The state hired MedExpert to manage the healthcare needs of the “super-utilizers,” not just those from the neighborhood, but statewide.

“In the first two years of the program we’ve seen a 20 to 25 percent reduction in ED visits and a 20 percent reduction in spending on ED services,” Brodie said.

A Medicaid managed care plan saw decreased ED utilization after physicians there focused attention on members with substance and addiction issues. In 2014, UPMC had a dramatic increase in ED visits related to opioid use, said Nicholas DeGregorio, MD, senior director for the University of Pittsburgh’s UPMC for You.
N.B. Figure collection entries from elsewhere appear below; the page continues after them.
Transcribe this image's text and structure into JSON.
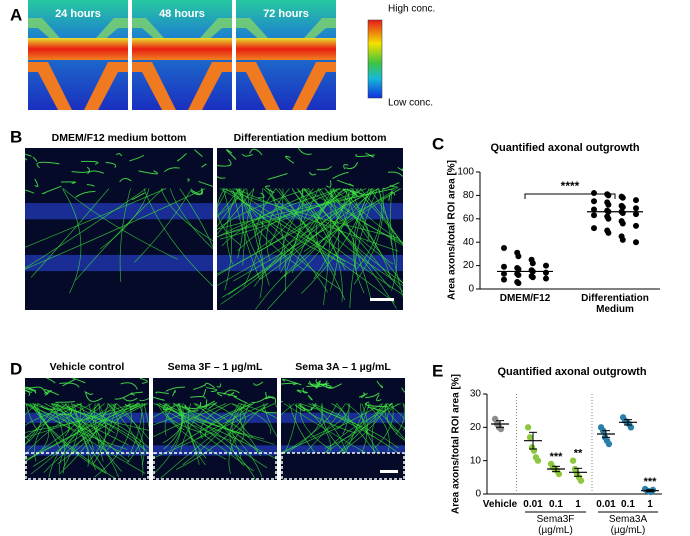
{
  "panel_labels": [
    "A",
    "B",
    "C",
    "D",
    "E"
  ],
  "panel_a": {
    "time_labels": [
      "24 hours",
      "48 hours",
      "72 hours"
    ],
    "colorbar_high": "High conc.",
    "colorbar_low": "Low conc."
  },
  "panel_b": {
    "titles": [
      "DMEM/F12 medium bottom",
      "Differentiation medium bottom"
    ]
  },
  "panel_d": {
    "titles": [
      "Vehicle control",
      "Sema 3F – 1 µg/mL",
      "Sema 3A – 1 µg/mL"
    ]
  },
  "chart_data": [
    {
      "type": "scatter",
      "title": "Quantified axonal outgrowth",
      "y_label": "Area axons/total ROI area [%]",
      "categories": [
        "DMEM/F12",
        "Differentiation Medium"
      ],
      "groups": [
        {
          "color": "#000000",
          "mean": 15,
          "values": [
            35,
            31,
            28,
            25,
            22,
            20,
            19,
            18,
            17,
            16,
            15,
            14,
            13,
            13,
            12,
            11,
            10,
            9,
            8,
            6,
            5
          ]
        },
        {
          "color": "#000000",
          "mean": 66,
          "values": [
            82,
            81,
            80,
            79,
            78,
            76,
            75,
            74,
            72,
            71,
            70,
            69,
            68,
            67,
            66,
            66,
            65,
            64,
            63,
            62,
            60,
            58,
            56,
            54,
            52,
            50,
            48,
            45,
            42,
            40
          ]
        }
      ],
      "significance": "****",
      "ylim": [
        0,
        100
      ],
      "yticks": [
        0,
        20,
        40,
        60,
        80,
        100
      ]
    },
    {
      "type": "scatter",
      "title": "Quantified axonal outgrowth",
      "y_label": "Area axons/total ROI area [%]",
      "categories": [
        "Vehicle",
        "0.01",
        "0.1",
        "1",
        "0.01",
        "0.1",
        "1"
      ],
      "x_group_labels": [
        "Sema3F (µg/mL)",
        "Sema3A (µg/mL)"
      ],
      "groups": [
        {
          "color": "#8c8c8c",
          "mean": 21,
          "error": 1,
          "values": [
            22.5,
            21,
            20,
            19.5
          ]
        },
        {
          "color": "#8dc63f",
          "mean": 16,
          "error": 2.5,
          "values": [
            20,
            17,
            14,
            13,
            11,
            10
          ]
        },
        {
          "color": "#8dc63f",
          "mean": 7.5,
          "error": 0.8,
          "values": [
            9,
            8,
            7.5,
            7,
            6
          ],
          "significance": "***"
        },
        {
          "color": "#8dc63f",
          "mean": 6.5,
          "error": 1.2,
          "values": [
            10,
            7.5,
            6,
            5,
            4
          ],
          "significance": "**"
        },
        {
          "color": "#2a7fa8",
          "mean": 18,
          "error": 1,
          "values": [
            20,
            19,
            17,
            16,
            15
          ]
        },
        {
          "color": "#2a7fa8",
          "mean": 21.5,
          "error": 0.8,
          "values": [
            23,
            22,
            21.5,
            21,
            20
          ]
        },
        {
          "color": "#2a7fa8",
          "mean": 1,
          "error": 0.3,
          "values": [
            1.5,
            1,
            0.8,
            0.6,
            1.2
          ],
          "significance": "***"
        }
      ],
      "ylim": [
        0,
        30
      ],
      "yticks": [
        0,
        10,
        20,
        30
      ]
    }
  ]
}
The health plan’s High-Emergency Department Drug Seeking Utilization Protocol program identified “super-utilizers” whose common trait was opioid use and learned these members viewed the ED as a way to obtain opioid prescriptions.

“We developed this program around the highest risk members and did intensive care outreach,” DeGregorio said. “We also reached out to prescribing providers to determine who might genuinely need pain management and who was at risk of a drug overdose or death.”

Enrollees reviewed by care managers in 2015 to 2016 saw a 30 percent reduction in ED utilization, DeGregorio said.

Inappropriate ED use poses a long term challenge for health plans, Myers of MHPA said.

“Over time we are seeing some downward revision in ED use,” Myers said. “What we do know is overall these coordinated care plan designs are much better than the alternatives: unmanaged access or no insurance at all.” 


 Mark Taylor is a freelance writer based in Chicago.